When I call iteritems() over a dictionary I get this:
<dictionary-itemiterator object at 0xf09f18>
I know that this is a reference, but how do you use it?
And afaik, in sorted(a,b), as is supposed to be the thing you want to sort, and b would be the indicator for sorting right? How does itemgetter(1) work here?
operator.itemgetter(1) is equivalent to lambda x: x[1]. It's an efficient way to specify a function that returns the value at index 1 of its input.
.iteritems() is a method of a dictionary that returns an iterator over the entries in the dictionary in (key,value) tuple form.
iteritems() is just like items(), except it returns an iterator rather than a list. For large dictionaries, this saves memory because you can iterate over each individual element without having to build up the complete list of items in memory first.
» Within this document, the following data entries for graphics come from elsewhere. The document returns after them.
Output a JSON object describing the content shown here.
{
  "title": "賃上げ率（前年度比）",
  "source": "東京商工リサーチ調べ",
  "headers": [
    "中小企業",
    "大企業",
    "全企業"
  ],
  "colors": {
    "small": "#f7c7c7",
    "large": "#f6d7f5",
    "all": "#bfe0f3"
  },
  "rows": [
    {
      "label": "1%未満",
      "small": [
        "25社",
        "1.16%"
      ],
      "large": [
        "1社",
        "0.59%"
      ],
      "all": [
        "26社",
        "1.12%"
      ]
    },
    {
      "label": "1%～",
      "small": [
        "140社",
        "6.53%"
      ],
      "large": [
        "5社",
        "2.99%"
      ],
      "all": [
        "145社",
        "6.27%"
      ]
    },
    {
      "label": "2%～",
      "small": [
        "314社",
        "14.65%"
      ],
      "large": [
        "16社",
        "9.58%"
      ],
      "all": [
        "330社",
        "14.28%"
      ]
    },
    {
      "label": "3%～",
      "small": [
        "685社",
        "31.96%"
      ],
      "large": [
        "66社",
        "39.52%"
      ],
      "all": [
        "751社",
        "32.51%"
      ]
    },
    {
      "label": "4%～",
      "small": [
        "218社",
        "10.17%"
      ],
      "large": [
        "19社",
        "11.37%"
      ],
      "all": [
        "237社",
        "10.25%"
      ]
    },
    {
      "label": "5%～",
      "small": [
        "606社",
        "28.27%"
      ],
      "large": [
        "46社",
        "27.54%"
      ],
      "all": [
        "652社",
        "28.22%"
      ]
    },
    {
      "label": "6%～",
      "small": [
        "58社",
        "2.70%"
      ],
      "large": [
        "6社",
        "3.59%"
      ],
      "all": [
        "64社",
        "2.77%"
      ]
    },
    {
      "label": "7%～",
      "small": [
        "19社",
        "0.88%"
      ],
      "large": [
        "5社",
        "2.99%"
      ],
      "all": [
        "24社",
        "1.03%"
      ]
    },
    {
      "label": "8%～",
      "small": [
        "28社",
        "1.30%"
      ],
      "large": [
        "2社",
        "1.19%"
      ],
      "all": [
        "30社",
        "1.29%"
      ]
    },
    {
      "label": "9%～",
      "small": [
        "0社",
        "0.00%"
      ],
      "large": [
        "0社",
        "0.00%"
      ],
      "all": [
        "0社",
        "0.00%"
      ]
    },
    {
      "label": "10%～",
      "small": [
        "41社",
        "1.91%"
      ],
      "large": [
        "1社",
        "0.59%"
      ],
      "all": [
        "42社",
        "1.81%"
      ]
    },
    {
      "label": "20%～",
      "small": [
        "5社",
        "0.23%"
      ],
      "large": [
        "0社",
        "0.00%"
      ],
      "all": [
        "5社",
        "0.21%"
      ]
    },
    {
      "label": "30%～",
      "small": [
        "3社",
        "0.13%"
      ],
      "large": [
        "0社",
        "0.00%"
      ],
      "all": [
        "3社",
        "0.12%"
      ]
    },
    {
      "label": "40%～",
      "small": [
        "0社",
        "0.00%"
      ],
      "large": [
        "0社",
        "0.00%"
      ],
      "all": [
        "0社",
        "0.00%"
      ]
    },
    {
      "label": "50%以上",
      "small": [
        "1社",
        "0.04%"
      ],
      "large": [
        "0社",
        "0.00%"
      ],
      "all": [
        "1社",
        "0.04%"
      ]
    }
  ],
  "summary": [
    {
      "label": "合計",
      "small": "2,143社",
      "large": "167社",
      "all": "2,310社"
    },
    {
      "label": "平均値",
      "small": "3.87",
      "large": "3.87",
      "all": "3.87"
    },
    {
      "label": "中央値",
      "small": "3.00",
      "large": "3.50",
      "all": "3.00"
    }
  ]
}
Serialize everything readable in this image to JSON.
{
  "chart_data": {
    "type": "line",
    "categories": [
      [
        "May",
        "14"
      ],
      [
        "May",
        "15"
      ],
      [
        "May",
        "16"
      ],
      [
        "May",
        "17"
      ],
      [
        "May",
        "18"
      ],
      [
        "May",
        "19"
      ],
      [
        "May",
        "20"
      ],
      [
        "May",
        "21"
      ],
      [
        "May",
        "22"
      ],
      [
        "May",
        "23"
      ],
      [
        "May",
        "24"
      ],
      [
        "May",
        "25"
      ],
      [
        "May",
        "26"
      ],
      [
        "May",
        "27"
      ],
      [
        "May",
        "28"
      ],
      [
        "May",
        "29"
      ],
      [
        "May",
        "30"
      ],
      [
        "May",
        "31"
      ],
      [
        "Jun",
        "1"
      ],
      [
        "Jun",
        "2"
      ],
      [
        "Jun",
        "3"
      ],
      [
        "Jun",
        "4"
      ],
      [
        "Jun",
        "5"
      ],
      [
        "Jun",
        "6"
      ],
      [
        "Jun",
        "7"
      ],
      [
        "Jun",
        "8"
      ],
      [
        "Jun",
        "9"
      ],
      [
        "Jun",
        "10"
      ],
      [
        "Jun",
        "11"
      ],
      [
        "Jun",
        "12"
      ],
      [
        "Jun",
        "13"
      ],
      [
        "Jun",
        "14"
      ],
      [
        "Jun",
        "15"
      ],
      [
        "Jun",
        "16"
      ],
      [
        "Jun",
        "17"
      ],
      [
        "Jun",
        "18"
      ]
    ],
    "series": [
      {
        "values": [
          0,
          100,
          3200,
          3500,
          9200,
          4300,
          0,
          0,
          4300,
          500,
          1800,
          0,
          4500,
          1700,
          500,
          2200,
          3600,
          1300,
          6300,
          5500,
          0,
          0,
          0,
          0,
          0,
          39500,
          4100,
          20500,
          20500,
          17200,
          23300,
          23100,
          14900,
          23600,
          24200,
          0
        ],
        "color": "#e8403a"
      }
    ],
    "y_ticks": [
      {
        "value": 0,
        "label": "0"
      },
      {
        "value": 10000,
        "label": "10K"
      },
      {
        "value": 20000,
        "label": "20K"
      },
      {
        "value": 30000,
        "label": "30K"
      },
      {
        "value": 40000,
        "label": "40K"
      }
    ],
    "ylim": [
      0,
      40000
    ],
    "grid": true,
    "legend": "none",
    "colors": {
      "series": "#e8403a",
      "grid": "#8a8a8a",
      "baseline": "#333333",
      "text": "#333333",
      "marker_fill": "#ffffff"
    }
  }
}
sorted accepts a keyword argument key which is a function used to determine what to compare by when sorting something. In this case, it is using operator.itemgetter, which is like the function version of doing something[1]. Therefore, the code is sorting on the [1] item of the tuples returned by items(), which is the value stored in the dictionary.
Most python built-ins which deal with lists or list like objects also accept iterators, these are like a pointer into the list, which you can advance to the next item in the list with the next() member function. This can be very convenient for infinite lists or very large lists, (either many elements or very large elements,) to keep memory usage down. See http://docs.python.org/library/stdtypes.html#iterator-types
iteritems() gives an iterator into the list of items in the dictionary.